The salvation of broadcast radio (and TV too for that matter) is LOCAL. Bloggers aren't going to reproduce it...too time consuming. If they become the sole source of that local information, I believe they can survive even the coming Internet-radio-in-the car invasion. Simply stringing a hundred stations together and giving a local temperature twice an hour won't cut it.
There is another kind of local radio too. And The N.Y. Times has published a well-written piece about one example in Montana.

1 comment:

  1. "All politics is local."

    We've all heard that line. And, it's true.

    Having spent some years in Broadcast myself, I saw the proverbial handwriting on the wall when the FCC changed what is referred to as the "ownership rules."

    Essentially, what those rules did was to limit ownership of media outlets (broadcast and print) to a percentage of the local market and national market. And if I'm not mistaken, it once forbade foreign ownership as a majority stake position.

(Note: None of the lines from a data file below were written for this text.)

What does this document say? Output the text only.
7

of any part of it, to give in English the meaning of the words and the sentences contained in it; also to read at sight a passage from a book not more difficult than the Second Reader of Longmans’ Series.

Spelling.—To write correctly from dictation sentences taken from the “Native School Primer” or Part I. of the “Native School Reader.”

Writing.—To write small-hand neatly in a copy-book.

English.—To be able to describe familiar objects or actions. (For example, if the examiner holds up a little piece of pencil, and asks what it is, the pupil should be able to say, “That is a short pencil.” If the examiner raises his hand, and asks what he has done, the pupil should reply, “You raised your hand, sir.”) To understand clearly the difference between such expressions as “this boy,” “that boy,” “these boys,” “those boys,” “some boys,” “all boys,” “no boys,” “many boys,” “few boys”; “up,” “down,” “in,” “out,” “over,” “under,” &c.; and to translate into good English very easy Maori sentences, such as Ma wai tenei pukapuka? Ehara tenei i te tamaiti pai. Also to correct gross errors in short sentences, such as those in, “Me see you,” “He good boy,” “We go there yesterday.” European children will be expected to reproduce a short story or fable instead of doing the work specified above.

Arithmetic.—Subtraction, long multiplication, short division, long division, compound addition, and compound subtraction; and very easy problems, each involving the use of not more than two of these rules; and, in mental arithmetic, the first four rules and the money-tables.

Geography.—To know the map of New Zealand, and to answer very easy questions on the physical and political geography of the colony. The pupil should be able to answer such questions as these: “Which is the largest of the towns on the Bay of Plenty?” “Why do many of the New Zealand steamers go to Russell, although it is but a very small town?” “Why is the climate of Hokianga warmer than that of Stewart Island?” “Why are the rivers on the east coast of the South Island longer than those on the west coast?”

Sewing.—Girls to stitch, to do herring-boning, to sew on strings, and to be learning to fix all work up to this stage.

    (Your readers may find information about the issue on the FCC website HERE and HERE. CNN has a news story on the sweeping historical change in 2003 HERE.)

    When those rules were "eased" as advocates of the changes describe it, we saw the rise of Cumulus, Clear Channel and other Big Business enterprises which gobbled up radio stations left and right... only to operate them via remote control.

    Former competitors then became owned by the same company. Not only did they have a bigger slice of that pie, they had the whole damn thing!

    Local radio was decimated.

    Locally owned and operated businesses (radio stations) that once fed, housed and clothed and otherwise contributed to the community at least perhaps 15 families (about 45± people or more) in the community, were sold to giant corporate interests, and their staffs suddenly found themselves without jobs.

    It is the concentration of power, with the simultaneous diffusion of responsibility - the model of which is an inverse triangle, and has guided corporate operations for many years.

    It has not, nor does it serve the interests of entrepreneurship, small business creation nor does it enhance or serve the greater interests of any community in which it has happened.